If we want just the nth Fibonacci number, we can call “take n fibs” and take the last number in the list. Here’s the output of this program.

time ./fibs 43
433494437
real 0m0.002s

The program took hardly any time. Compare this with 45 seconds taken by the slow version. Now, for fun, let us compute the 5000th Fibonacci number. Let us not even think of doing it with the old algorithm as it will take over thousands of years to complete!

time ./fibs 5000
3878968454388325633701916308325905312082127714646245106160597214895550139044037097010822916462210669479293452858882973813483102008954982940361430156911478938364216563944106910214505634133706558656238254656700712525929903854933813928836378347518908762970712033337052923107693008518093849801803847813996748881765554653788291644268912980384613778969021502293082475666346224923071883324803280375039130352903304505842701147635242270210934637699104006714174883298422891491273104054328753298044273676822977244987749874555691907703880637046832794811358973739993110106219308149018570815397854379195305617510761053075688783766033667355445258844886241619210553457493675897849027988234351023599844663934853256411952221859563060475364645470760330902420806382584929156452876291575759142343809142302917491088984155209854432486594079793571316841692868039545309545388698114665082066862897420639323438488465240988742395873801976993820317174208932265468879364002630797780058759129671389634214252579116872755600360311370547754724604639987588046985178408674382863125

real 0m0.005s

The program took hardly any time!. How about the 10000 Fibonacci number?
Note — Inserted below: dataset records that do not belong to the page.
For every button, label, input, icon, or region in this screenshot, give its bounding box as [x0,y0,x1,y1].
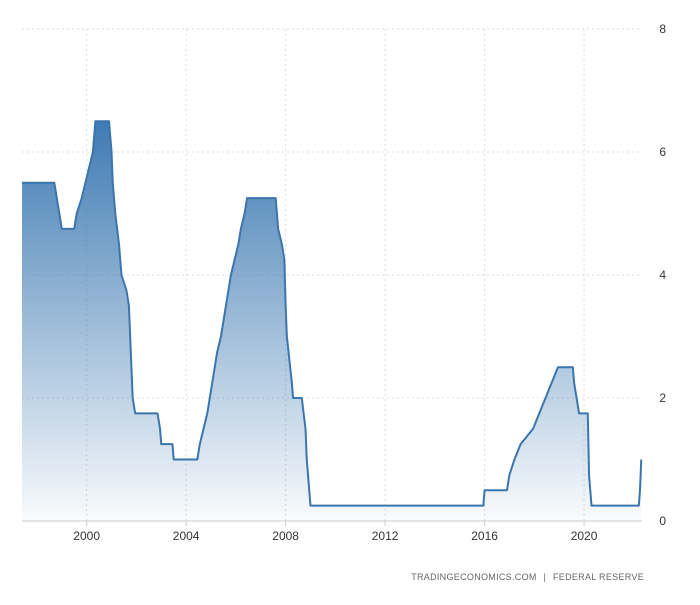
source-separator: | [543,572,547,582]
x-tick-label: 2020 [571,529,598,543]
x-tick-label: 2000 [73,529,100,543]
y-tick-label: 8 [659,22,666,36]
y-tick-label: 0 [659,514,666,528]
y-tick-label: 4 [659,268,666,282]
y-tick-label: 2 [659,391,666,405]
x-tick-label: 2016 [471,529,498,543]
y-tick-label: 6 [659,145,666,159]
source-attribution: TRADINGECONOMICS.COM | FEDERAL RESERVE [411,572,644,582]
x-tick-label: 2012 [372,529,399,543]
x-tick-label: 2008 [272,529,299,543]
source-site: TRADINGECONOMICS.COM [411,572,537,582]
source-publisher: FEDERAL RESERVE [552,572,644,582]
x-axis-ticks: 2000 2004 2008 2012 2016 2020 [73,521,598,543]
series-area-fill [22,121,642,521]
x-tick-label: 2004 [173,529,200,543]
y-axis-ticks: 0 2 4 6 8 [659,22,666,528]
series-line [22,120,643,507]
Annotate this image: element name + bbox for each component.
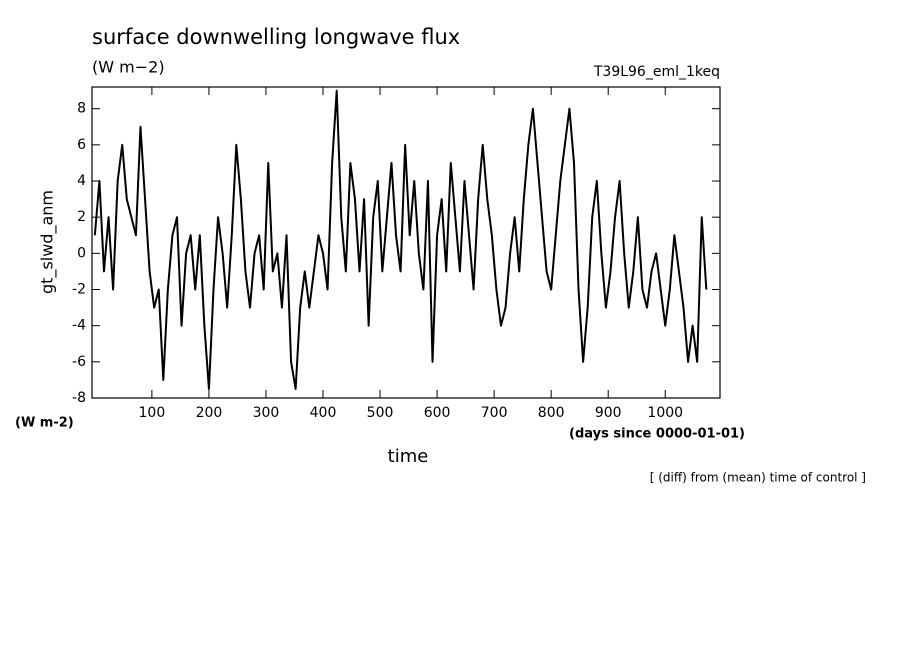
y-tick-label: 0 <box>77 245 86 261</box>
x-tick-label: 100 <box>139 405 166 421</box>
x-tick-label: 200 <box>196 405 223 421</box>
y-tick-label: -4 <box>72 318 86 334</box>
x-tick-label: 1000 <box>647 405 683 421</box>
y-tick-label: 6 <box>77 137 86 153</box>
note: [ (diff) from (mean) time of control ] <box>650 471 866 485</box>
y-tick-label: -2 <box>72 282 86 298</box>
x-tick-label: 800 <box>538 405 565 421</box>
y-tick-label: -6 <box>72 354 86 370</box>
experiment: T39L96_eml_1keq <box>593 64 720 80</box>
x-tick-label: 900 <box>595 405 622 421</box>
x-tick-label: 500 <box>367 405 394 421</box>
units: (W m−2) <box>92 58 165 77</box>
y-tick-label: 2 <box>77 209 86 225</box>
y-axis-label: gt_slwd_anm <box>38 190 58 294</box>
y-tick-label: -8 <box>72 390 86 406</box>
y-tick-label: 8 <box>77 101 86 117</box>
x-tick-label: 600 <box>424 405 451 421</box>
y-units: (W m-2) <box>15 416 74 431</box>
data-line <box>93 89 708 390</box>
plot-frame <box>91 86 721 399</box>
chart-title: surface downwelling longwave flux <box>92 25 460 49</box>
x-axis-label: time <box>388 446 429 467</box>
x-tick-label: 700 <box>481 405 508 421</box>
x-tick-label: 400 <box>310 405 337 421</box>
x-units: (days since 0000-01-01) <box>569 427 745 442</box>
y-tick-label: 4 <box>77 173 86 189</box>
x-tick-label: 300 <box>253 405 280 421</box>
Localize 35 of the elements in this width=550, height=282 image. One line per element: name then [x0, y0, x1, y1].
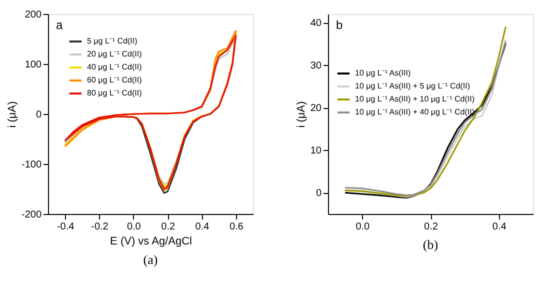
- legend-label: 80 μg L⁻¹ Cd(II): [87, 88, 142, 98]
- legend-label: 10 μg L⁻¹ As(III) + 10 μg L⁻¹ Cd(II): [355, 94, 475, 104]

Takes hardly any time. The right algorithm makes all the difference. And, in this case, a lazy algorithm matched perfectly with Haskell’s lazy evaluation, and the problem was solved with a one line program!

time ./fibs 10000
33644764876431783266621612005107543310302148460680063906564769974680081442166662368155595513633734025582065332680836159373734790483865268263040892463056431887354544369559827491606602099884183933864652731300088830269235673613135117579297437854413752130520504347701602264758318906527890855154366159582987279682987510631200575428783453215515103870818298969791613127856265033195487140214287532698187962046936097879900350962302291026368131493195275630227837628441540360584402572114334961180023091208287046088923962328835461505776583271252546093591128203925285393434620904245248929403901706233888991085841065183173360437470737908552631764325733993712871937587746897479926305837065742830161637408969178426378624212835258112820516370298089332099905707920064367426202389783111470054074998459250360633560933883831923386783056136435351892133279732908133732642652633989763922723407882928177953580570993691049175470808931841056146322338217465637321248226383092103297701648054726243842374862411453093812206564914032751086643394517512161526545361333111314042436854805106765843493523836959653428071768775328348234345557366719731392746273629108210679280784718035329131176778924659089938635459327894523777674406192240337638674004021330343297496902028328145933418826817683893072003634795623117103101291953169794607632737589253530772552375943788434504067715555779056450443016640119462580972216729758615026968443146952034614932291105970676243268515992834709891284706740862008587135016260312071903172086094081298321581077282076353186624611278245537208532365305775956430072517744315051539600905168603220349163222640885248852433158051534849622434848299380905070483482449327453732624567755879089187190803662058009594743150052402532709746995318770724376825907419939632265984147498193609285223945039707165443156421328157688908058783183404917434556270520223564846495196112460268313970975069382648706613264507665074611512677522748621598642530711298441182622661057163515069260029861704945425047491378115154139941550671256271197133252763631939606902895650288268608362241082050562430701794976171121233066073310059947366875

real 0m0.010s

As Dana Carvey would say “Well, isn’t that special!”
For more info on lazy evaluation in Haskell, look at the 14th chapter in Paul Hudak’s book. There is also a free online Beta book called Real World Haskell, to be published soon by O’Reilly. The online version has been a work in progress for about a year and is almost complete.